= Markus Bär Friedenthal =

German banker (1779–1859)

Markus Bär Friedenthal (born 23 June 1779, Groß Glogau — 3/8 December 1859, Breslau) was a German Jewish banker and scholar.

Although one of the leading bankers at Breslau, he devoted much time to study and to communal affairs. His special interest lay in the field of religious philosophy and dogma, which he treated rather in an apologetic than in a purely scientific manner.

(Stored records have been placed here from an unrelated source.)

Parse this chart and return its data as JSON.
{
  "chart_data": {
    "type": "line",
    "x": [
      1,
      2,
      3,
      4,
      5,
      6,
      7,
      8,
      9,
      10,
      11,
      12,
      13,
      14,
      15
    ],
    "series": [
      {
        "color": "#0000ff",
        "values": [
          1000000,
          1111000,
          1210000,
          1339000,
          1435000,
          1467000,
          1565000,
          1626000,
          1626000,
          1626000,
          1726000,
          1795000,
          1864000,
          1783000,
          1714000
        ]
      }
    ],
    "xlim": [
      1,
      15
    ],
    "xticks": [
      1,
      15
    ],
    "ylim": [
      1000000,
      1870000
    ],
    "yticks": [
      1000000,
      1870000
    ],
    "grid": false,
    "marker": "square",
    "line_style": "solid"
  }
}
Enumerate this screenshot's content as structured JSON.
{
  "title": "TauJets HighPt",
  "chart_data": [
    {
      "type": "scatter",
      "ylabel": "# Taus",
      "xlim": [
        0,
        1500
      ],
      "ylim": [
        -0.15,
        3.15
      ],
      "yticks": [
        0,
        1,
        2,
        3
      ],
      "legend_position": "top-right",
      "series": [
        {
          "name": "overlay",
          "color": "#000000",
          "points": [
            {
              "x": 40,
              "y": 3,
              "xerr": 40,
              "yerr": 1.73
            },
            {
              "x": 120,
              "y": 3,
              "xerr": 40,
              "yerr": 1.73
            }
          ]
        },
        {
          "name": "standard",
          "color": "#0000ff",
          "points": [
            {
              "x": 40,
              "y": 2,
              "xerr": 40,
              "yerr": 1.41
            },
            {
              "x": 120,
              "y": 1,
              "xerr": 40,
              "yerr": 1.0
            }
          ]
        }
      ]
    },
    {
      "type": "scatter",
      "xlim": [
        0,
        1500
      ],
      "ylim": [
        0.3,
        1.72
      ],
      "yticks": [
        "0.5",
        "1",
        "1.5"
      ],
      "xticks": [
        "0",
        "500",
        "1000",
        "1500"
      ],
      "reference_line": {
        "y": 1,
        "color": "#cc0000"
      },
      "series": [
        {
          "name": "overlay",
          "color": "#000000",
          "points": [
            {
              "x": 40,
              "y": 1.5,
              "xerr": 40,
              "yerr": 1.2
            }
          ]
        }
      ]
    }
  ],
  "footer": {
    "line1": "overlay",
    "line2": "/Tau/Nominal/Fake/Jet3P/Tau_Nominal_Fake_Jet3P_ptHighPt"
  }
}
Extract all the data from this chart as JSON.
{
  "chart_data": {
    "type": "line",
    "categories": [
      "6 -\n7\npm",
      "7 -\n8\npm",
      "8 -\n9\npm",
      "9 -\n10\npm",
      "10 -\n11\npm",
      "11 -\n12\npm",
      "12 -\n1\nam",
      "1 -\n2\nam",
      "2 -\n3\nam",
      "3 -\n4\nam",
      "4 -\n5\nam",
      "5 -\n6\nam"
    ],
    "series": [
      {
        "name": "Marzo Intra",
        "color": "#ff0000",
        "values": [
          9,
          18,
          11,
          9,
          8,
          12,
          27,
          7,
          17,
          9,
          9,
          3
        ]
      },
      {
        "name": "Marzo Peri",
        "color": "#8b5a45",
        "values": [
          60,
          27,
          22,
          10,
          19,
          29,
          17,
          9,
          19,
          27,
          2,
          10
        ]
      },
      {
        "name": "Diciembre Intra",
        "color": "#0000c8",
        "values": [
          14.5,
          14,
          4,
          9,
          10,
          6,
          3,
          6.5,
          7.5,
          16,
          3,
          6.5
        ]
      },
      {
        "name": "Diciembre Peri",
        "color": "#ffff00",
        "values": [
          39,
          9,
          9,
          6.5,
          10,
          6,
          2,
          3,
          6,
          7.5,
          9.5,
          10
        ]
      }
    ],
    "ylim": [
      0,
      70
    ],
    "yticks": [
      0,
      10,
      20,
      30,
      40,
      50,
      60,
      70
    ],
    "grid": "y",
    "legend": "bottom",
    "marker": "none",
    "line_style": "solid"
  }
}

His works nevertheless revealed great sagacity, and had the merit, coming as they did from a conservative, of opening to the Talmudists the field of modern critical studies.

== Literary works ==
- Iḳḳare Emunah, on the dogmas of Jewish religion, proving that Mosaism is in accordance with the aims of humanity (Breslau, 3 vols., 1816-1818);
- Yesod ha-Dat, a characterization of Jewish law (ib. 7 vols., 1821-23)
- Mishpaṭ ha-Aḥizah we-Mishpaṭ ha-Zekiyyah, on the law of property, a summary of the preceding work (ib. 1838)
- Miktab le-Ḥakme Yisrael, an open letter to Jewish scholars concerning Jewish dogmas (ib. 1825)
- Ma'amar Mordekai, a defense of the institutions of the great synagogue at Breslau, with notes on the use and form of the prayers (ib. 1834);
- Ha-Ḥokmah, ha-Tebunah, weha-Dat, on intelligence, comprehension, and religion, in 4 parts (ib. 1843-46)

Several of these works were translated into German by J. R. Fürstenthal and by Wilhelm Freund. Friedenthal was also the author of many pamphlets written in German, dealing with the communal affairs of Breslau.